L’Evangile des anges commence par une invitation à la confiance. « N’ayez pas peur ! »

D’où viennent les peurs des bergers et nos peurs ? Nous sommes entrés dans un temps où la peur est davantage présente qu’autrefois.

Une grande lumière durant la nuit, comme celle qu’ont vu les bergers peut faire peur. Chez nous des personnes se cachent dans des jardins publics pour dormir, même en hiver. Parfois la police arrive et éclaire ces lieux avec de grands phares. Ces personnes sont surprises et fuient.

La venue de l’ange crée un choc et une surprise. La peur peut surgir en nous quand nos habitudes sont mises à mal et nos points de repères déplacés.

Il y a tant de causes à la peur. Il serait fastidieux de les énumérer.

Parce que les gens ont peur, ils ne se rencontrent pas.

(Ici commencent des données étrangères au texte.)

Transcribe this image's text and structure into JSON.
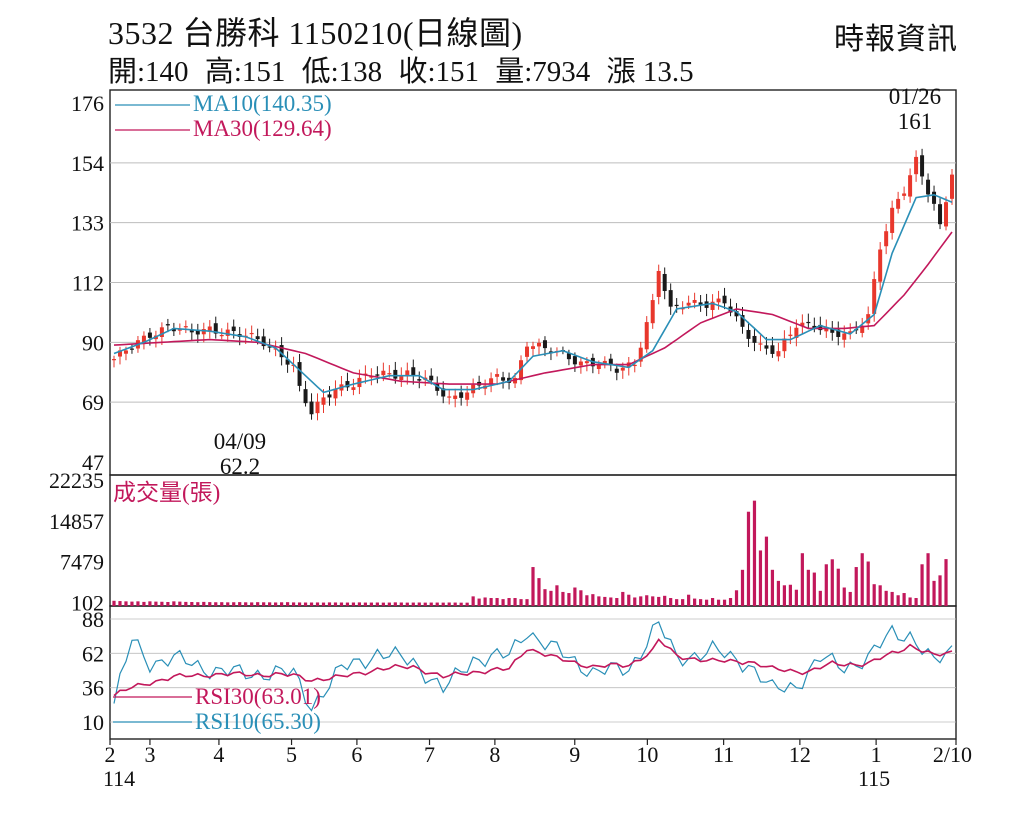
{
  "header": {
    "title": "3532 台勝科 1150210(日線圖)",
    "brand": "時報資訊",
    "stats": [
      {
        "label": "開",
        "value": "140"
      },
      {
        "label": "高",
        "value": "151"
      },
      {
        "label": "低",
        "value": "138"
      },
      {
        "label": "收",
        "value": "151"
      },
      {
        "label": "量",
        "value": "7934"
      },
      {
        "label": "漲",
        "value": "13.5"
      }
    ],
    "stats_text": [
      "開:140",
      "高:151",
      "低:138",
      "收:151",
      "量:7934",
      "漲 13.5"
    ]
  },
  "colors": {
    "up": "#e8372c",
    "down": "#1a1a1a",
    "ma10": "#2a8fb7",
    "ma30": "#c2185b",
    "volume": "#c2185b",
    "rsi30": "#c2185b",
    "rsi10": "#2a8fb7",
    "grid": "#bdbdbd"
  },
  "chart_data": [
    {
      "type": "candlestick",
      "title": "3532 台勝科 1150210(日線圖)",
      "ylim": [
        47,
        176
      ],
      "y_ticks": [
        "176",
        "154",
        "133",
        "112",
        "90",
        "69",
        "47"
      ],
      "x_ticks": [
        "2",
        "3",
        "4",
        "5",
        "6",
        "7",
        "8",
        "9",
        "10",
        "11",
        "12",
        "1",
        "2/10"
      ],
      "x_year_labels": [
        "114",
        "115"
      ],
      "annotations": [
        {
          "date": "01/26",
          "value": "161",
          "text": "01/26",
          "value_text": "161"
        },
        {
          "date": "04/09",
          "value": "62.2",
          "text": "04/09",
          "value_text": "62.2"
        }
      ],
      "legend": [
        {
          "name": "MA10",
          "value": "140.35",
          "label": "MA10(140.35)"
        },
        {
          "name": "MA30",
          "value": "129.64",
          "label": "MA30(129.64)"
        }
      ],
      "close_path": [
        {
          "x": 0,
          "y": 84
        },
        {
          "x": 3,
          "y": 88
        },
        {
          "x": 6,
          "y": 93
        },
        {
          "x": 9,
          "y": 96
        },
        {
          "x": 13,
          "y": 93
        },
        {
          "x": 16,
          "y": 95
        },
        {
          "x": 19,
          "y": 94
        },
        {
          "x": 22,
          "y": 92
        },
        {
          "x": 25,
          "y": 90
        },
        {
          "x": 28,
          "y": 86
        },
        {
          "x": 30,
          "y": 81
        },
        {
          "x": 31,
          "y": 73
        },
        {
          "x": 33,
          "y": 64
        },
        {
          "x": 35,
          "y": 70
        },
        {
          "x": 37,
          "y": 74
        },
        {
          "x": 40,
          "y": 75
        },
        {
          "x": 43,
          "y": 78
        },
        {
          "x": 46,
          "y": 79
        },
        {
          "x": 49,
          "y": 79
        },
        {
          "x": 52,
          "y": 76
        },
        {
          "x": 54,
          "y": 73
        },
        {
          "x": 56,
          "y": 70
        },
        {
          "x": 58,
          "y": 72
        },
        {
          "x": 61,
          "y": 74
        },
        {
          "x": 64,
          "y": 77
        },
        {
          "x": 67,
          "y": 77
        },
        {
          "x": 69,
          "y": 90
        },
        {
          "x": 72,
          "y": 87
        },
        {
          "x": 75,
          "y": 86
        },
        {
          "x": 78,
          "y": 83
        },
        {
          "x": 81,
          "y": 82
        },
        {
          "x": 84,
          "y": 80
        },
        {
          "x": 87,
          "y": 83
        },
        {
          "x": 90,
          "y": 104
        },
        {
          "x": 91,
          "y": 116
        },
        {
          "x": 93,
          "y": 101
        },
        {
          "x": 96,
          "y": 105
        },
        {
          "x": 99,
          "y": 104
        },
        {
          "x": 102,
          "y": 104
        },
        {
          "x": 105,
          "y": 95
        },
        {
          "x": 108,
          "y": 89
        },
        {
          "x": 111,
          "y": 86
        },
        {
          "x": 114,
          "y": 96
        },
        {
          "x": 117,
          "y": 97
        },
        {
          "x": 120,
          "y": 93
        },
        {
          "x": 123,
          "y": 92
        },
        {
          "x": 126,
          "y": 100
        },
        {
          "x": 128,
          "y": 125
        },
        {
          "x": 130,
          "y": 137
        },
        {
          "x": 132,
          "y": 144
        },
        {
          "x": 134,
          "y": 155
        },
        {
          "x": 135,
          "y": 150
        },
        {
          "x": 137,
          "y": 140
        },
        {
          "x": 138,
          "y": 132
        },
        {
          "x": 140,
          "y": 151
        }
      ],
      "ma10_path": [
        {
          "x": 0,
          "y": 86
        },
        {
          "x": 5,
          "y": 90
        },
        {
          "x": 10,
          "y": 95
        },
        {
          "x": 16,
          "y": 94
        },
        {
          "x": 22,
          "y": 92
        },
        {
          "x": 27,
          "y": 88
        },
        {
          "x": 31,
          "y": 80
        },
        {
          "x": 35,
          "y": 72
        },
        {
          "x": 40,
          "y": 75
        },
        {
          "x": 46,
          "y": 78
        },
        {
          "x": 51,
          "y": 78
        },
        {
          "x": 55,
          "y": 73
        },
        {
          "x": 60,
          "y": 73
        },
        {
          "x": 66,
          "y": 76
        },
        {
          "x": 70,
          "y": 85
        },
        {
          "x": 75,
          "y": 87
        },
        {
          "x": 80,
          "y": 83
        },
        {
          "x": 86,
          "y": 81
        },
        {
          "x": 90,
          "y": 87
        },
        {
          "x": 94,
          "y": 102
        },
        {
          "x": 100,
          "y": 104
        },
        {
          "x": 104,
          "y": 101
        },
        {
          "x": 109,
          "y": 91
        },
        {
          "x": 113,
          "y": 91
        },
        {
          "x": 118,
          "y": 96
        },
        {
          "x": 123,
          "y": 93
        },
        {
          "x": 127,
          "y": 100
        },
        {
          "x": 130,
          "y": 122
        },
        {
          "x": 134,
          "y": 142
        },
        {
          "x": 137,
          "y": 143
        },
        {
          "x": 140,
          "y": 140.35
        }
      ],
      "ma30_path": [
        {
          "x": 0,
          "y": 89
        },
        {
          "x": 8,
          "y": 90
        },
        {
          "x": 16,
          "y": 91
        },
        {
          "x": 24,
          "y": 90
        },
        {
          "x": 32,
          "y": 86
        },
        {
          "x": 40,
          "y": 79
        },
        {
          "x": 48,
          "y": 76
        },
        {
          "x": 56,
          "y": 75
        },
        {
          "x": 64,
          "y": 75
        },
        {
          "x": 72,
          "y": 79
        },
        {
          "x": 80,
          "y": 82
        },
        {
          "x": 86,
          "y": 82
        },
        {
          "x": 92,
          "y": 88
        },
        {
          "x": 98,
          "y": 97
        },
        {
          "x": 104,
          "y": 102
        },
        {
          "x": 110,
          "y": 100
        },
        {
          "x": 116,
          "y": 95
        },
        {
          "x": 122,
          "y": 95
        },
        {
          "x": 127,
          "y": 96
        },
        {
          "x": 132,
          "y": 107
        },
        {
          "x": 136,
          "y": 118
        },
        {
          "x": 140,
          "y": 129.64
        }
      ]
    },
    {
      "type": "bar",
      "title": "成交量(張)",
      "ylim": [
        0,
        22235
      ],
      "y_ticks": [
        "22235",
        "14857",
        "7479",
        "102"
      ],
      "values": [
        400,
        350,
        300,
        250,
        300,
        200,
        300,
        250,
        220,
        180,
        300,
        250,
        200,
        180,
        150,
        200,
        160,
        140,
        150,
        120,
        140,
        160,
        130,
        110,
        150,
        130,
        120,
        100,
        130,
        150,
        110,
        100,
        90,
        90,
        100,
        80,
        110,
        100,
        90,
        80,
        90,
        110,
        80,
        80,
        90,
        70,
        80,
        120,
        90,
        70,
        80,
        90,
        70,
        80,
        80,
        70,
        90,
        80,
        60,
        60,
        1200,
        800,
        1000,
        900,
        900,
        700,
        900,
        900,
        700,
        700,
        6500,
        4500,
        2500,
        2200,
        3200,
        2000,
        1800,
        2800,
        2300,
        1400,
        1600,
        1200,
        1100,
        1000,
        900,
        2000,
        1500,
        1000,
        1200,
        1400,
        1200,
        1100,
        1300,
        900,
        700,
        700,
        1500,
        800,
        700,
        600,
        900,
        600,
        600,
        900,
        2300,
        6000,
        16500,
        18500,
        9500,
        12000,
        6000,
        4000,
        3200,
        3300,
        2400,
        9000,
        6000,
        5500,
        2200,
        7000,
        7900,
        6200,
        2800,
        2000,
        6500,
        9000,
        7500,
        3400,
        3200,
        2200,
        2000,
        1400,
        1800,
        1000,
        900,
        7000,
        9000,
        4000,
        5000,
        7934
      ]
    },
    {
      "type": "line",
      "title": "RSI",
      "ylim": [
        10,
        88
      ],
      "y_ticks": [
        "88",
        "62",
        "36",
        "10"
      ],
      "legend": [
        {
          "name": "RSI30",
          "value": "63.01",
          "label": "RSI30(63.01)"
        },
        {
          "name": "RSI10",
          "value": "65.30",
          "label": "RSI10(65.30)"
        }
      ],
      "series": [
        {
          "name": "RSI30",
          "x": [
            0,
            3,
            6,
            10,
            16,
            22,
            27,
            30,
            33,
            38,
            44,
            50,
            55,
            60,
            66,
            69,
            74,
            80,
            86,
            90,
            91,
            94,
            100,
            106,
            110,
            116,
            120,
            126,
            130,
            133,
            137,
            140
          ],
          "values": [
            30,
            36,
            40,
            44,
            46,
            46,
            46,
            45,
            42,
            44,
            50,
            52,
            44,
            48,
            50,
            66,
            58,
            52,
            53,
            64,
            72,
            60,
            56,
            56,
            50,
            48,
            54,
            54,
            62,
            68,
            60,
            63.01
          ]
        },
        {
          "name": "RSI10",
          "x": [
            0,
            3,
            6,
            10,
            16,
            22,
            27,
            30,
            33,
            38,
            44,
            50,
            55,
            60,
            66,
            69,
            71,
            74,
            80,
            86,
            90,
            91,
            94,
            100,
            106,
            110,
            114,
            118,
            122,
            126,
            130,
            133,
            137,
            140
          ],
          "values": [
            24,
            72,
            55,
            58,
            50,
            46,
            48,
            46,
            22,
            50,
            62,
            56,
            34,
            58,
            60,
            80,
            72,
            64,
            48,
            50,
            78,
            84,
            58,
            64,
            54,
            34,
            38,
            58,
            52,
            58,
            78,
            76,
            54,
            65.3
          ]
        }
      ]
    }
  ]
}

C’est la peur qui empêche l’indigène de rencontrer le migrant, le riche d’accueillir le pauvre, le sage de se laisser enseigner par le simple, les personnes de religions différentes de dialoguer.

Mais autour de l’enfant dans la crèche se crée un espace où des personnes très différentes peuvent se rencontrer : bergers et mages, riches et pauvres, autochtones et étrangers, anges et êtres humains, terre et ciel, Dieu et l’humanité.

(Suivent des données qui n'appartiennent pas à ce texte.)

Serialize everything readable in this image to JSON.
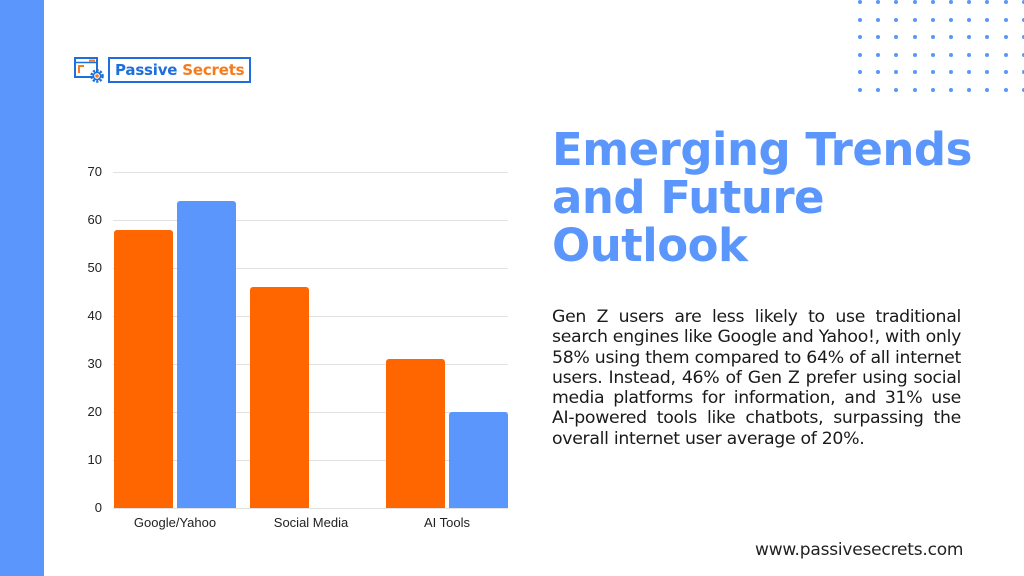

Pourquoi l’Evangile des anges apaise-t-il la peur ? Parce qu’il annonce à la terre paix et amour :

« Paix sur la terre pour ceux que Dieu aime » !

Or, ce que les anges annoncent se réalise. Un amour et une paix descendent dans le cœur des bergers et les transforment. La force de la Parole de Dieu est d’accomplir ce qu’elle dit. Contrairement à nos paroles souvent en l’air et blessantes, la Parole de Dieu apporte la lumière et la vie. Pour nous en convaincre, cette Parole s’est mise à parler notre langage depuis le premier cri de Jésus né sur la terre jusqu’à son dernier cri avant de naître au ciel (Jean 1,1ss).

A chaque Noël nous avons besoin de réentendre ce message si simple, si doux, si encourageant : nous sommes aimés par un Père qui désire que ses enfants vivent en paix avec Lui et les uns avec les autres.

 

Un Evangile d’humilité : Voici le signe

« …Vous trouverez un nouveau-né emmailloté et couché dans une mangeoire ». Après la gloire entourant sa venue, l’ange donne un signe. Un signe d’une grande humilité : un nourrisson non dans un palais mais dans une étable, couché dans une mangeoire, sans doute au milieu d’animaux. Après la surprise de la lumière, c’est une deuxième surprise, celle de la simplicité.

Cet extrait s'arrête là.